In the 1950s, the aid/voluntary agencies, many of which had not long been set up, did not have a major role to play in international development. Their role was seen as an extension of the Red Cross which had been founded nearly a hundred years earlier, i.e. intervention in times of natural disasters and the provision of relief to victims and survivors.

However, a second period in this inter-reaction began to take place when the economists realised that all was not that simple, and that ‘development’ meant much more than an increase in income. Refinements in the process were made, in what has come to be classed as development now understood as social progress.

Factors such as the numbers of hospital beds per 1000 people were calculated, as were teacher/pupil ratios, calorie intake, protein consumption and so on, and the answers, backed up by ‘hard’ statistics, were that more schools and hospitals should be built, and calorie intake increased, for example.

Instead of economists, planners and administrators now had the answers, in an approach which valued rationality, efficiency, and imported management techniques. Funded and staffed by the West or those trained in the centres of learning of the West, large institutions arose to govern this, and hospitals, research institutes, agricultural colleges, model villages, demonstration farms, and all manner of mega pilot schemes were set up, from which development would somehow radiate out from those who were largely ignorant of, or at least did not share the local language and culture. The focus and point of reference was still the industrialised West, in whose image others must follow.

This ‘institutionalised’ approach in fact led to the creation of concentrated centres of development, often in capital cities, with the overall national picture being patchy and more often than not containing vast, typically rural, areas of great neglect. Institutions themselves became the point of reference, with the poor having to travel to gain any access to their services. After all, they were considered uneducated, ‘backward’, unable to manage their own lives, and steeped in ignorance. Clearly on the receiving end, they were expected to behave according to the expectations of those who planned and budgeted for them.

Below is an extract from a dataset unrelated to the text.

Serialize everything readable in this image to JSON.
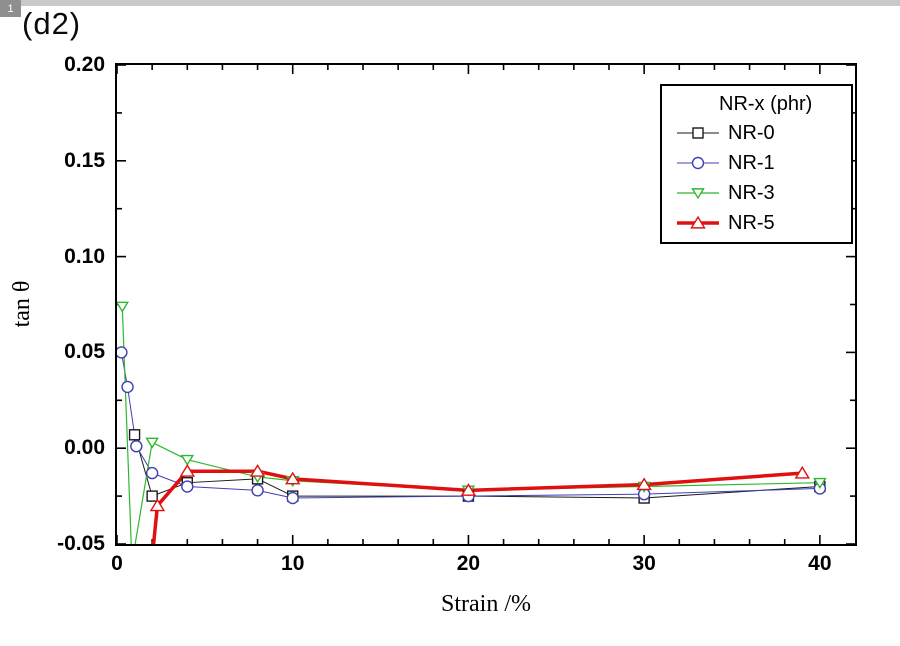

During this second period, it was the voluntary agencies and non-governmental organisations who began to take on the role of provision of services (health, education etc) for the rural poor, (something the Church had been doing for many years) in a wider approach than their previous disaster/famine role.

By now, the early to mid-sixties, it was the end of what is known as the ‘First Development Decade’, and it had by then become obvious that these initial experimental approaches to development had by and large failed – even by the beancounters’ own sums.

It had become clear that unless the development process arose from within poor countries themselves, it was unlikely to start at all, and it was at this time, against a world background of capitalism v  Communist block countries (the latter being the ‘second’ world),  that the term ‘Third World’ came into use. These countries began to look anew at their own internal structures, in what was termed development seen as ‘integration’.